The amplitude of the persistent Na+ current (i.e., INaP) was indeed markedly reduced in L5 axons without a first branch point (Kole, 2011), and the role of INaP is confirmed with local pharmacological agents: burst firing was selleck chemicals llc abolished when Na+ channels were pharmacologically inactivated with local application

of tetrodotoxin (TTx) or solution containing zero Na+ at the FNoR but not at the first internode. In summary, Kole’s study adds an important piece to the axon puzzle by clearly assigning a specific function to the FNoR. It further confirms that the function of the axon is not purely limited to the conduction of the action potential, but that the computational capabilities of an axon are much wider than initially thought

(Debanne et al., 2011). However, all issues are not yet resolved regarding the cellular mechanisms of intrinsic bursting. If bursting primarily originates in the FNoR, what is the role of the dendrites? Are there one or two modes (Figure 1) of burst electrogenesis in pyramidal neurons? How should the experiments on dendritic inactivation/amputation be reinterpreted in light of Kole’s results? These questions will certainly challenge theoreticians and experimentalists in the near future. But we can already propose that two forms of bursting may coexist in pyramidal neurons, calcium and sodium-dependent bursting that respectively depend on the somatic and axonal compartments 17-DMAG (Alvespimycin) HCl (Figures 1A and 1B). In fact, these two forms of bursting share a common feature: selleckchem the need for a slow depolarizing event generated outside the site of spike initiation but electrically coupled to it. The results reported by Kole are not only important because they allow a better understanding of the elementary mechanisms underlying intrinsic bursting. They also raise

the critical issue that the mechanisms of activity-dependent regulation of burst firing in pyramidal neurons must be reconsidered.

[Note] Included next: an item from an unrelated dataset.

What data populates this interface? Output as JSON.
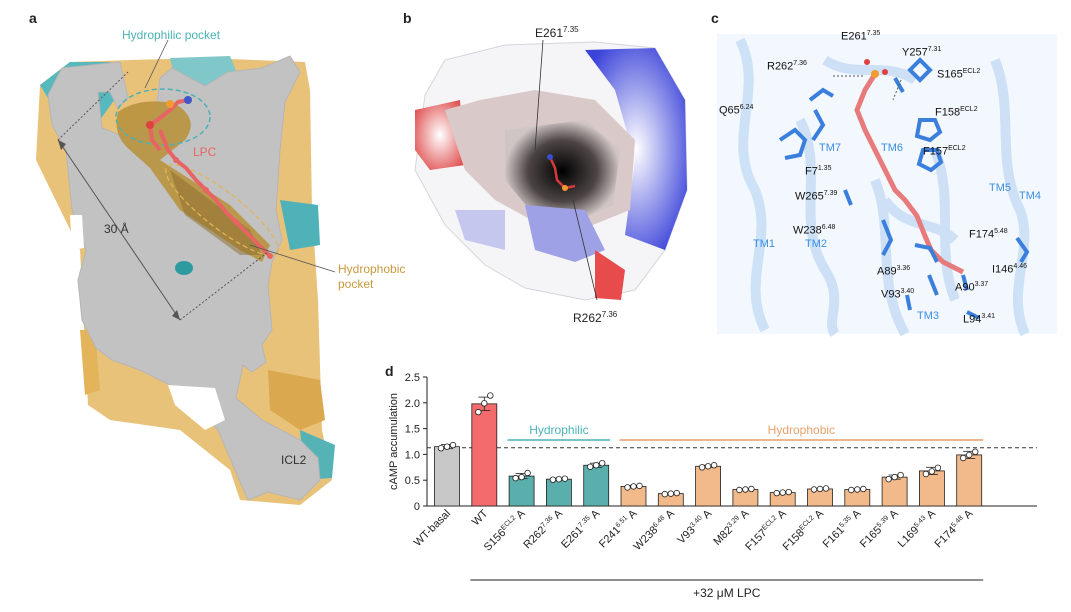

Usually attributed to the dendrites, this form of plasticity may in fact involve the axon and more specifically the FNoR. It can be expected that these findings will spur us on to determine the contribution of the FNoR to plasticity of intrinsic bursting. “
“We remember the events of our lives as episodes framed by space and time. Such memories require structures in the medial temporal lobe (MTL), especially the hippocampus. People with MTL damage are amnesic, “lost in time,” and unable to recall the recent past or imagine the future. Early efforts to model human amnesia and analyze MTL function in animals led to the discovery of hippocampal place cells and the theory that the hippocampus supports memory by constructing cognitive maps that define spatial contexts (O’Keefe and Nadel, 1978).